For many types of cancers, the immune system have a key role in tumor development. In this case, it is possible that some variants of cancer risk act specifically on the types of immune cells, and not on the type of cell from which the tumor was derived.
Non-coding regions have been ignored for many years, and other elements are likely to be discovered. In addition, the impact of genetic variants has yet to be tested in vivo, which offers new challenges. As non-coding elements are generally not well maintained, it is often not possible to model organisms. Thus, the functional studies are often limited to models derived from humans, such as cultured cells and organoid models.
CRISPR-based technology can provide answers to overcome some technical challenges. This technology has successfully identified functional elements and variants and the editing platforms are already being designed to modify the RNA transcripts.
Emerging methods may help to discover the role of disease-associated variants in selected cells. The translation of this information to the clinic is the objective of these studies and with the reduction of the cost of sequencing, the WGS becomes the next clinical option, requiring resources for the interpretation of this information.
Variations in non-coding regions can also be important for redirecting new or existing drug therapies. Several sequencing projects, such as the 100,000 genomes project, fuel the discovery of variants, facilitating the more accurate cataloging of the genetic variants of the human genome. The increase in studies and the link between variants and phenotypes will transform the ability to understand mechanisms, diagnoses, discoveries and better treatments for rare and common diseases.
References: CHATTERJEE, Sumantra; AHITUV, Nadav. Gene regulatory elements, major drivers of human disease. Annual review of genomics and human genetics, v. 18, p. 45-63, 2017.  FRENCH, J. D.; EDWARDS, S. L. The Role of Noncoding Variants in Heritable Disease.

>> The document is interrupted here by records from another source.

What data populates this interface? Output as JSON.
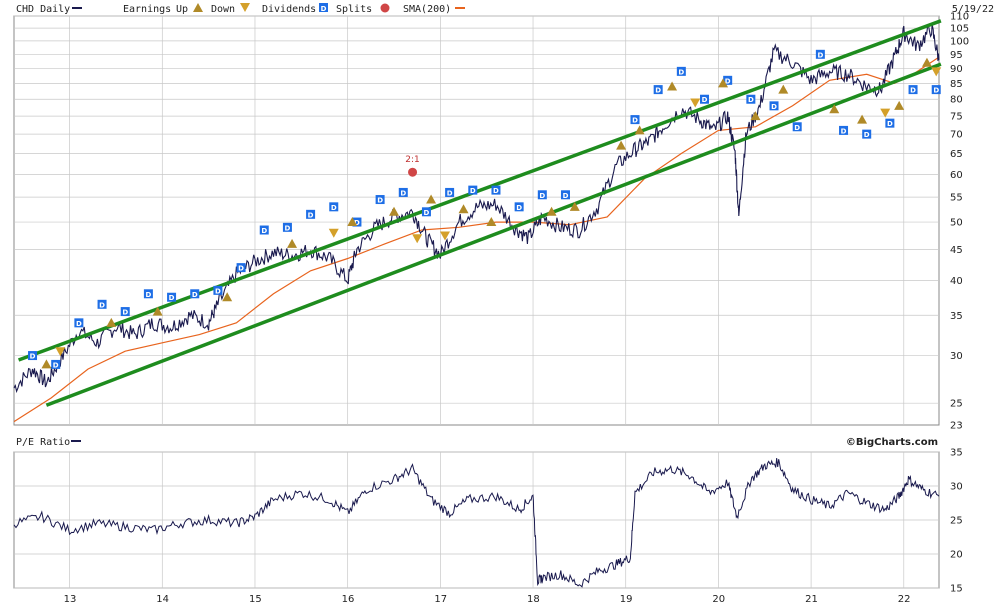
{
  "header": {
    "symbol_label": "CHD Daily",
    "earnings_label": "Earnings",
    "up_label": "Up",
    "down_label": "Down",
    "dividends_label": "Dividends",
    "splits_label": "Splits",
    "sma_label": "SMA(200)",
    "date_label": "5/19/22",
    "pe_label": "P/E Ratio",
    "brand": "©BigCharts.com"
  },
  "colors": {
    "price": "#1a1a4e",
    "sma": "#e8641e",
    "channel": "#1e8c1e",
    "dividend": "#1e6ee6",
    "earnings_up": "#b08a28",
    "earnings_down": "#d4a02a",
    "split": "#d04646",
    "grid": "#c8c8c8"
  },
  "chart_data": [
    {
      "type": "line",
      "title": "CHD Daily",
      "y_scale": "log",
      "ylim": [
        23,
        110
      ],
      "y_ticks": [
        25,
        30,
        35,
        40,
        45,
        50,
        55,
        60,
        65,
        70,
        75,
        80,
        85,
        90,
        95,
        100,
        105,
        110
      ],
      "y_tick_labels": [
        "25",
        "30",
        "35",
        "40",
        "45",
        "50",
        "55",
        "60",
        "65",
        "70",
        "75",
        "80",
        "85",
        "90",
        "95",
        "100",
        "105",
        "110"
      ],
      "y_ticks_bottom_label": "23",
      "xlim": [
        2012.4,
        2022.38
      ],
      "x_ticks": [
        2013,
        2014,
        2015,
        2016,
        2017,
        2018,
        2019,
        2020,
        2021,
        2022
      ],
      "x_tick_labels": [
        "13",
        "14",
        "15",
        "16",
        "17",
        "18",
        "19",
        "20",
        "21",
        "22"
      ],
      "grid": true,
      "series": [
        {
          "name": "CHD Daily",
          "x": [
            2012.4,
            2012.6,
            2012.75,
            2012.9,
            2013.1,
            2013.3,
            2013.5,
            2013.7,
            2013.9,
            2014.1,
            2014.3,
            2014.5,
            2014.6,
            2014.8,
            2015.0,
            2015.2,
            2015.4,
            2015.6,
            2015.8,
            2016.0,
            2016.1,
            2016.3,
            2016.5,
            2016.7,
            2016.85,
            2017.0,
            2017.2,
            2017.4,
            2017.6,
            2017.8,
            2017.95,
            2018.1,
            2018.3,
            2018.5,
            2018.7,
            2018.9,
            2019.1,
            2019.25,
            2019.4,
            2019.6,
            2019.8,
            2019.95,
            2020.1,
            2020.18,
            2020.22,
            2020.3,
            2020.45,
            2020.6,
            2020.8,
            2021.0,
            2021.2,
            2021.4,
            2021.6,
            2021.75,
            2021.9,
            2022.0,
            2022.15,
            2022.3,
            2022.38
          ],
          "values": [
            26.5,
            28.5,
            27.0,
            29.5,
            33.0,
            31.5,
            33.5,
            32.5,
            34.0,
            33.5,
            35.0,
            34.0,
            36.5,
            41.0,
            43.0,
            44.5,
            44.0,
            45.0,
            43.5,
            40.0,
            45.0,
            49.0,
            51.0,
            52.0,
            47.0,
            44.0,
            50.0,
            53.0,
            53.5,
            49.0,
            47.0,
            51.0,
            49.0,
            48.5,
            53.0,
            62.0,
            66.0,
            68.0,
            72.0,
            77.0,
            74.0,
            71.0,
            75.0,
            65.0,
            51.0,
            70.0,
            78.0,
            96.0,
            92.0,
            86.0,
            89.0,
            88.0,
            84.0,
            83.0,
            94.0,
            103.0,
            98.0,
            105.0,
            93.0
          ]
        },
        {
          "name": "SMA(200)",
          "x": [
            2012.4,
            2012.8,
            2013.2,
            2013.6,
            2014.0,
            2014.4,
            2014.8,
            2015.2,
            2015.6,
            2016.0,
            2016.4,
            2016.8,
            2017.2,
            2017.6,
            2018.0,
            2018.4,
            2018.8,
            2019.2,
            2019.6,
            2020.0,
            2020.4,
            2020.8,
            2021.2,
            2021.6,
            2021.9,
            2022.1,
            2022.38
          ],
          "values": [
            23.3,
            25.5,
            28.5,
            30.5,
            31.5,
            32.5,
            34.0,
            38.0,
            41.5,
            43.5,
            46.0,
            48.5,
            49.0,
            50.0,
            50.0,
            49.5,
            51.0,
            59.0,
            65.0,
            71.0,
            72.0,
            78.0,
            86.0,
            88.0,
            85.0,
            88.0,
            94.0
          ]
        },
        {
          "name": "Channel upper",
          "x": [
            2012.45,
            2022.4
          ],
          "values": [
            29.5,
            108.0
          ]
        },
        {
          "name": "Channel lower",
          "x": [
            2012.75,
            2022.4
          ],
          "values": [
            24.8,
            91.5
          ]
        }
      ],
      "events": {
        "dividends": [
          {
            "x": 2012.6,
            "y": 30.0
          },
          {
            "x": 2012.85,
            "y": 29.0
          },
          {
            "x": 2013.1,
            "y": 34.0
          },
          {
            "x": 2013.35,
            "y": 36.5
          },
          {
            "x": 2013.6,
            "y": 35.5
          },
          {
            "x": 2013.85,
            "y": 38.0
          },
          {
            "x": 2014.1,
            "y": 37.5
          },
          {
            "x": 2014.35,
            "y": 38.0
          },
          {
            "x": 2014.6,
            "y": 38.5
          },
          {
            "x": 2014.85,
            "y": 42.0
          },
          {
            "x": 2015.1,
            "y": 48.5
          },
          {
            "x": 2015.35,
            "y": 49.0
          },
          {
            "x": 2015.6,
            "y": 51.5
          },
          {
            "x": 2015.85,
            "y": 53.0
          },
          {
            "x": 2016.1,
            "y": 50.0
          },
          {
            "x": 2016.35,
            "y": 54.5
          },
          {
            "x": 2016.6,
            "y": 56.0
          },
          {
            "x": 2016.85,
            "y": 52.0
          },
          {
            "x": 2017.1,
            "y": 56.0
          },
          {
            "x": 2017.35,
            "y": 56.5
          },
          {
            "x": 2017.6,
            "y": 56.5
          },
          {
            "x": 2017.85,
            "y": 53.0
          },
          {
            "x": 2018.1,
            "y": 55.5
          },
          {
            "x": 2018.35,
            "y": 55.5
          },
          {
            "x": 2019.1,
            "y": 74.0
          },
          {
            "x": 2019.35,
            "y": 83.0
          },
          {
            "x": 2019.6,
            "y": 89.0
          },
          {
            "x": 2019.85,
            "y": 80.0
          },
          {
            "x": 2020.1,
            "y": 86.0
          },
          {
            "x": 2020.35,
            "y": 80.0
          },
          {
            "x": 2020.6,
            "y": 78.0
          },
          {
            "x": 2020.85,
            "y": 72.0
          },
          {
            "x": 2021.1,
            "y": 95.0
          },
          {
            "x": 2021.35,
            "y": 71.0
          },
          {
            "x": 2021.6,
            "y": 70.0
          },
          {
            "x": 2021.85,
            "y": 73.0
          },
          {
            "x": 2022.1,
            "y": 83.0
          },
          {
            "x": 2022.35,
            "y": 83.0
          }
        ],
        "earnings_up": [
          {
            "x": 2012.75,
            "y": 29.0
          },
          {
            "x": 2013.45,
            "y": 34.0
          },
          {
            "x": 2013.95,
            "y": 35.5
          },
          {
            "x": 2014.7,
            "y": 37.5
          },
          {
            "x": 2015.4,
            "y": 46.0
          },
          {
            "x": 2016.05,
            "y": 50.0
          },
          {
            "x": 2016.5,
            "y": 52.0
          },
          {
            "x": 2016.9,
            "y": 54.5
          },
          {
            "x": 2017.25,
            "y": 52.5
          },
          {
            "x": 2017.55,
            "y": 50.0
          },
          {
            "x": 2018.2,
            "y": 52.0
          },
          {
            "x": 2018.45,
            "y": 53.0
          },
          {
            "x": 2018.95,
            "y": 67.0
          },
          {
            "x": 2019.15,
            "y": 71.0
          },
          {
            "x": 2019.5,
            "y": 84.0
          },
          {
            "x": 2020.05,
            "y": 85.0
          },
          {
            "x": 2020.4,
            "y": 75.0
          },
          {
            "x": 2020.7,
            "y": 83.0
          },
          {
            "x": 2021.25,
            "y": 77.0
          },
          {
            "x": 2021.55,
            "y": 74.0
          },
          {
            "x": 2021.95,
            "y": 78.0
          },
          {
            "x": 2022.25,
            "y": 92.0
          }
        ],
        "earnings_down": [
          {
            "x": 2012.9,
            "y": 30.5
          },
          {
            "x": 2015.85,
            "y": 48.0
          },
          {
            "x": 2016.75,
            "y": 47.0
          },
          {
            "x": 2017.05,
            "y": 47.5
          },
          {
            "x": 2019.75,
            "y": 79.0
          },
          {
            "x": 2021.8,
            "y": 76.0
          },
          {
            "x": 2022.35,
            "y": 89.0
          }
        ],
        "splits": [
          {
            "x": 2016.7,
            "y": 60.5,
            "label": "2:1"
          }
        ]
      }
    },
    {
      "type": "line",
      "title": "P/E Ratio",
      "ylim": [
        15,
        35
      ],
      "y_ticks": [
        15,
        20,
        25,
        30,
        35
      ],
      "y_tick_labels": [
        "15",
        "20",
        "25",
        "30",
        "35"
      ],
      "grid": true,
      "series": [
        {
          "name": "P/E Ratio",
          "x": [
            2012.4,
            2012.7,
            2013.0,
            2013.3,
            2013.6,
            2013.9,
            2014.2,
            2014.5,
            2014.8,
            2015.0,
            2015.2,
            2015.5,
            2015.8,
            2016.0,
            2016.2,
            2016.5,
            2016.7,
            2016.9,
            2017.1,
            2017.3,
            2017.6,
            2017.85,
            2018.0,
            2018.05,
            2018.1,
            2018.3,
            2018.5,
            2018.7,
            2018.9,
            2019.05,
            2019.1,
            2019.3,
            2019.5,
            2019.7,
            2019.9,
            2020.1,
            2020.2,
            2020.35,
            2020.5,
            2020.65,
            2020.8,
            2021.0,
            2021.2,
            2021.4,
            2021.6,
            2021.8,
            2021.95,
            2022.05,
            2022.2,
            2022.38
          ],
          "values": [
            24.5,
            25.5,
            23.5,
            24.5,
            24.0,
            23.5,
            24.5,
            25.0,
            24.5,
            25.5,
            28.0,
            29.0,
            28.0,
            26.0,
            29.5,
            31.0,
            32.5,
            28.0,
            26.0,
            28.0,
            28.5,
            26.5,
            28.5,
            16.0,
            16.5,
            17.0,
            15.5,
            17.5,
            18.5,
            19.5,
            29.0,
            32.0,
            32.5,
            31.5,
            29.0,
            30.5,
            25.5,
            31.0,
            33.0,
            33.5,
            29.5,
            28.0,
            27.0,
            29.0,
            27.5,
            26.5,
            28.5,
            31.0,
            29.5,
            28.5
          ]
        }
      ]
    }
  ]
}
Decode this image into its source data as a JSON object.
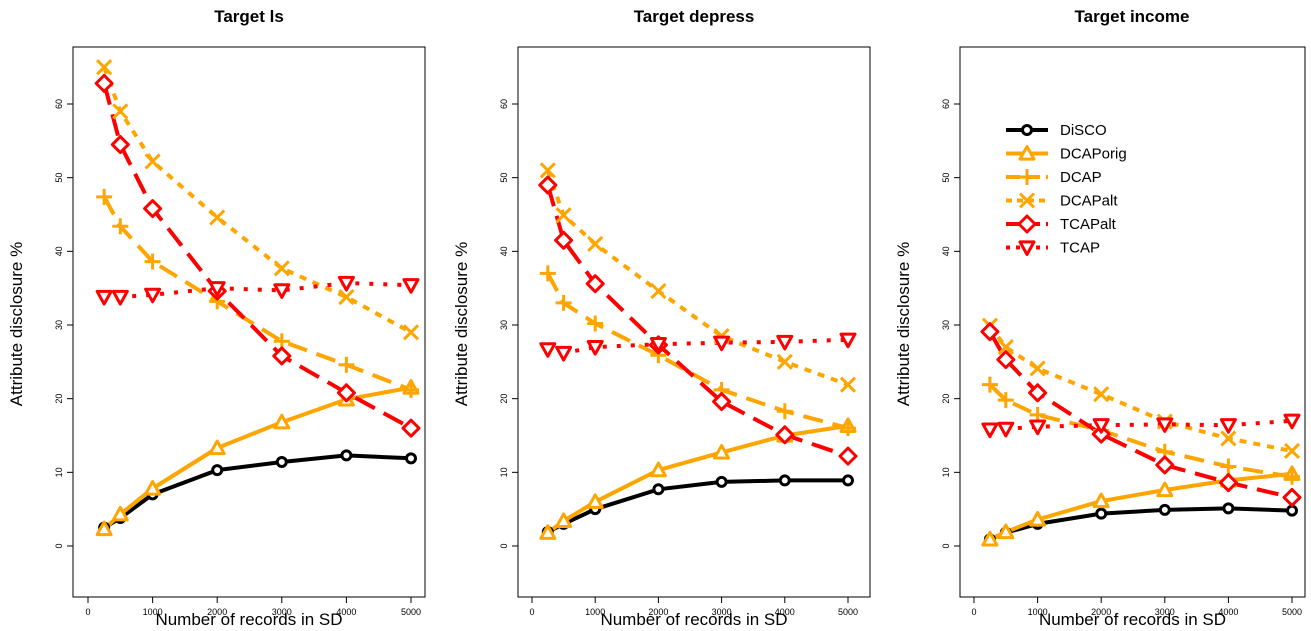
{
  "chart_data": [
    {
      "type": "line",
      "title": "Target ls",
      "xlabel": "Number of records in SD",
      "ylabel": "Attribute disclosure %",
      "x": [
        250,
        500,
        1000,
        2000,
        3000,
        4000,
        5000
      ],
      "xticks": [
        "0",
        "1000",
        "2000",
        "3000",
        "4000",
        "5000"
      ],
      "yticks": [
        "0",
        "10",
        "20",
        "30",
        "40",
        "50",
        "60"
      ],
      "xlim": [
        0,
        5000
      ],
      "ylim": [
        -4,
        69
      ],
      "series": [
        {
          "name": "DiSCO",
          "values": [
            2.5,
            3.8,
            7.0,
            10.3,
            11.4,
            12.3,
            11.9
          ]
        },
        {
          "name": "DCAPorig",
          "values": [
            2.3,
            4.3,
            7.8,
            13.3,
            16.8,
            19.9,
            21.5
          ]
        },
        {
          "name": "DCAP",
          "values": [
            47.4,
            43.4,
            38.6,
            33.2,
            27.8,
            24.6,
            21.2
          ]
        },
        {
          "name": "DCAPalt",
          "values": [
            65.0,
            59.0,
            52.2,
            44.6,
            37.7,
            33.8,
            29.0
          ]
        },
        {
          "name": "TCAPalt",
          "values": [
            62.8,
            54.5,
            45.8,
            34.6,
            25.8,
            20.8,
            16.0
          ]
        },
        {
          "name": "TCAP",
          "values": [
            33.8,
            33.8,
            34.1,
            35.0,
            34.7,
            35.7,
            35.4
          ]
        }
      ]
    },
    {
      "type": "line",
      "title": "Target depress",
      "xlabel": "Number of records in SD",
      "ylabel": "Attribute disclosure %",
      "x": [
        250,
        500,
        1000,
        2000,
        3000,
        4000,
        5000
      ],
      "xticks": [
        "0",
        "1000",
        "2000",
        "3000",
        "4000",
        "5000"
      ],
      "yticks": [
        "0",
        "10",
        "20",
        "30",
        "40",
        "50",
        "60"
      ],
      "xlim": [
        0,
        5000
      ],
      "ylim": [
        -4,
        69
      ],
      "series": [
        {
          "name": "DiSCO",
          "values": [
            1.9,
            3.0,
            5.0,
            7.7,
            8.7,
            8.9,
            8.9
          ]
        },
        {
          "name": "DCAPorig",
          "values": [
            1.8,
            3.4,
            6.0,
            10.3,
            12.7,
            15.0,
            16.3
          ]
        },
        {
          "name": "DCAP",
          "values": [
            37.0,
            33.0,
            30.2,
            25.9,
            21.2,
            18.3,
            16.0
          ]
        },
        {
          "name": "DCAPalt",
          "values": [
            51.0,
            44.9,
            41.0,
            34.6,
            28.5,
            25.0,
            21.9
          ]
        },
        {
          "name": "TCAPalt",
          "values": [
            49.0,
            41.5,
            35.6,
            27.3,
            19.6,
            15.1,
            12.2
          ]
        },
        {
          "name": "TCAP",
          "values": [
            26.7,
            26.2,
            27.0,
            27.4,
            27.6,
            27.7,
            28.0
          ]
        }
      ]
    },
    {
      "type": "line",
      "title": "Target income",
      "xlabel": "Number of records in SD",
      "ylabel": "Attribute disclosure %",
      "x": [
        250,
        500,
        1000,
        2000,
        3000,
        4000,
        5000
      ],
      "xticks": [
        "0",
        "1000",
        "2000",
        "3000",
        "4000",
        "5000"
      ],
      "yticks": [
        "0",
        "10",
        "20",
        "30",
        "40",
        "50",
        "60"
      ],
      "xlim": [
        0,
        5000
      ],
      "ylim": [
        -4,
        69
      ],
      "legend": "top-right",
      "series": [
        {
          "name": "DiSCO",
          "values": [
            0.9,
            1.8,
            3.0,
            4.4,
            4.9,
            5.1,
            4.8
          ]
        },
        {
          "name": "DCAPorig",
          "values": [
            0.9,
            1.9,
            3.6,
            6.1,
            7.6,
            8.9,
            9.8
          ]
        },
        {
          "name": "DCAP",
          "values": [
            21.9,
            19.8,
            17.8,
            15.7,
            12.8,
            10.8,
            9.4
          ]
        },
        {
          "name": "DCAPalt",
          "values": [
            29.9,
            27.0,
            24.1,
            20.6,
            16.9,
            14.6,
            12.9
          ]
        },
        {
          "name": "TCAPalt",
          "values": [
            29.1,
            25.3,
            20.8,
            15.2,
            11.0,
            8.6,
            6.6
          ]
        },
        {
          "name": "TCAP",
          "values": [
            15.8,
            15.9,
            16.2,
            16.4,
            16.5,
            16.4,
            17.0
          ]
        }
      ]
    }
  ],
  "series_styles": [
    {
      "name": "DiSCO",
      "color": "#000000",
      "dash": "",
      "marker": "circle-open"
    },
    {
      "name": "DCAPorig",
      "color": "#ffa500",
      "dash": "",
      "marker": "triangle-open"
    },
    {
      "name": "DCAP",
      "color": "#ffa500",
      "dash": "20 10",
      "marker": "plus"
    },
    {
      "name": "DCAPalt",
      "color": "#ffa500",
      "dash": "7 7",
      "marker": "cross"
    },
    {
      "name": "TCAPalt",
      "color": "#ff0000",
      "dash": "22 10",
      "marker": "diamond-open"
    },
    {
      "name": "TCAP",
      "color": "#ff0000",
      "dash": "4 10",
      "marker": "triangle-down-open"
    }
  ]
}
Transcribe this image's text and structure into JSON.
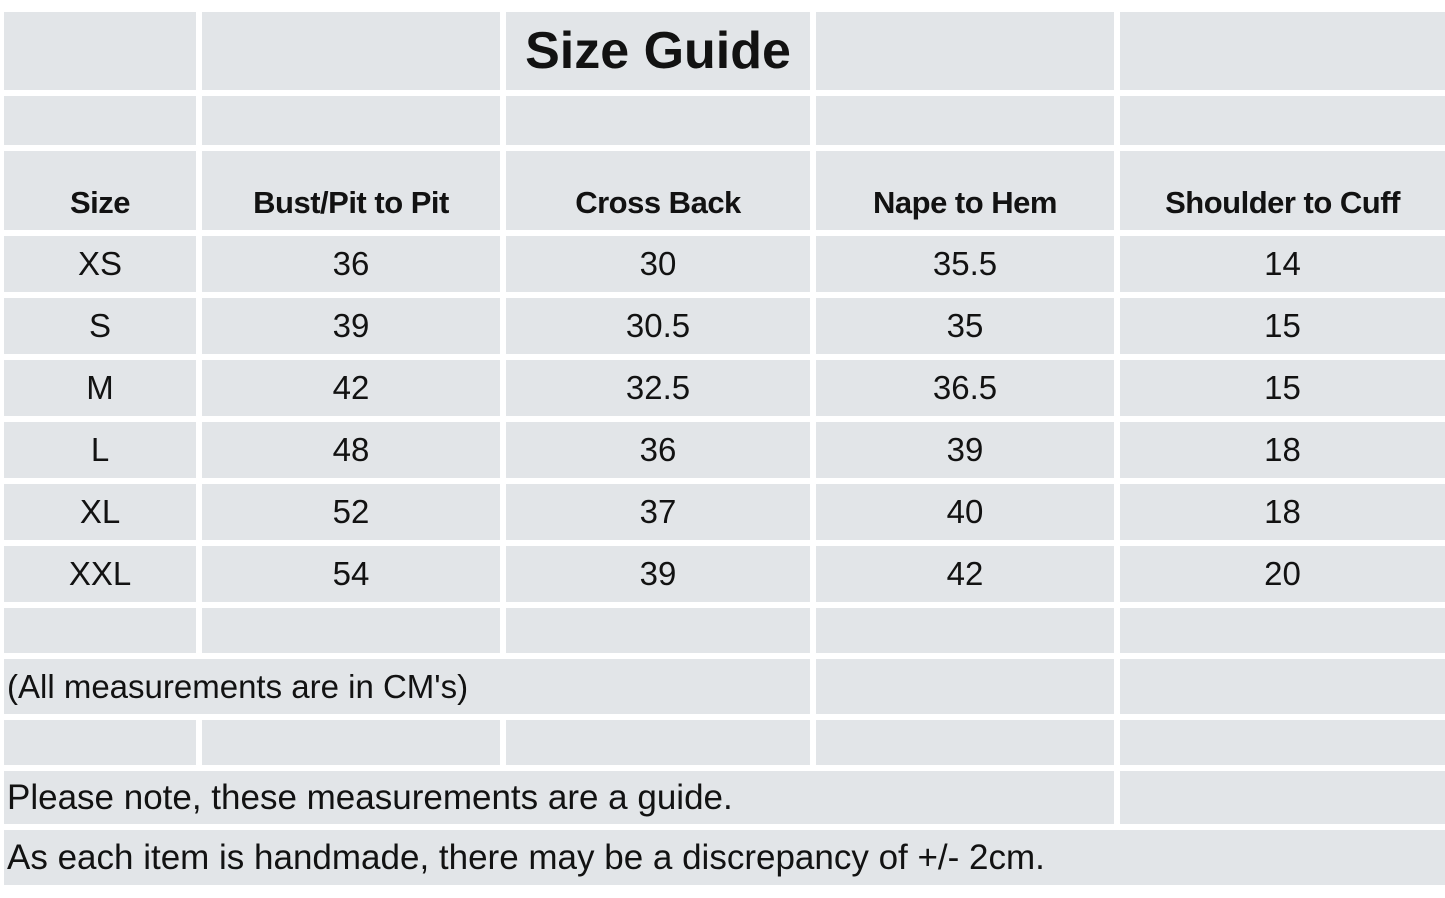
{
  "title": "Size Guide",
  "table": {
    "columns": [
      "Size",
      "Bust/Pit to Pit",
      "Cross Back",
      "Nape to Hem",
      "Shoulder to Cuff"
    ],
    "rows": [
      [
        "XS",
        "36",
        "30",
        "35.5",
        "14"
      ],
      [
        "S",
        "39",
        "30.5",
        "35",
        "15"
      ],
      [
        "M",
        "42",
        "32.5",
        "36.5",
        "15"
      ],
      [
        "L",
        "48",
        "36",
        "39",
        "18"
      ],
      [
        "XL",
        "52",
        "37",
        "40",
        "18"
      ],
      [
        "XXL",
        "54",
        "39",
        "42",
        "20"
      ]
    ]
  },
  "notes": {
    "units": "(All measurements are in CM's)",
    "guide": "Please note, these measurements are a guide.",
    "handmade": "As each item is handmade, there may be a discrepancy of +/- 2cm."
  },
  "chart_data": {
    "type": "table",
    "title": "Size Guide",
    "columns": [
      "Size",
      "Bust/Pit to Pit",
      "Cross Back",
      "Nape to Hem",
      "Shoulder to Cuff"
    ],
    "rows": [
      [
        "XS",
        36,
        30,
        35.5,
        14
      ],
      [
        "S",
        39,
        30.5,
        35,
        15
      ],
      [
        "M",
        42,
        32.5,
        36.5,
        15
      ],
      [
        "L",
        48,
        36,
        39,
        18
      ],
      [
        "XL",
        52,
        37,
        40,
        18
      ],
      [
        "XXL",
        54,
        39,
        42,
        20
      ]
    ],
    "units": "CM"
  },
  "colors": {
    "cell_background": "#e2e5e8",
    "gridline": "#ffffff",
    "text": "#121212"
  }
}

Trends in Genetics, 2020.  HANNAN, Anthony J. Tandem repeats mediating genetic plasticity in health and disease. Nature Reviews Genetics, v. 19, n. 5, p. 286, 2018.  KARNUTA, Jaret M.; SCACHERI, Peter C. Enhancers: bridging the gap between gene control and human disease. Human molecular genetics, v. 27, n. R2, p. R219-R227, 2018.  LAPPALAINEN, Tuuli et al. Transcriptome and genome sequencing uncovers functional variation in humans. Nature, v. 501, n. 7468, p. 506-511, 2013.  SAKHARKAR, Meena Kishore; CHOW, Vincent TK; KANGUEANE, Pandjassarame. Distributions of exons and introns in the human genome. In silico biology, v. 4, n. 4, p. 387-393, 2004.  SAKHARKAR, Meena Kishore; CHOW, Vincent TK; KANGUEANE, Pandjassarame. Distributions of exons and introns in the human genome. In silico biology, v. 4, n. 4, p. 387-393, 2004.  STERI, Maristella et al. Genetic variants in mRNA untranslated regions. Wiley Interdisciplinary Reviews: RNA, v. 9, n. 4, p. e1474, 2018.  TURNBULL, Clare et al. The 100 000 Genomes Project: bringing whole genome sequencing to the NHS. Bmj, v. 361, 2018.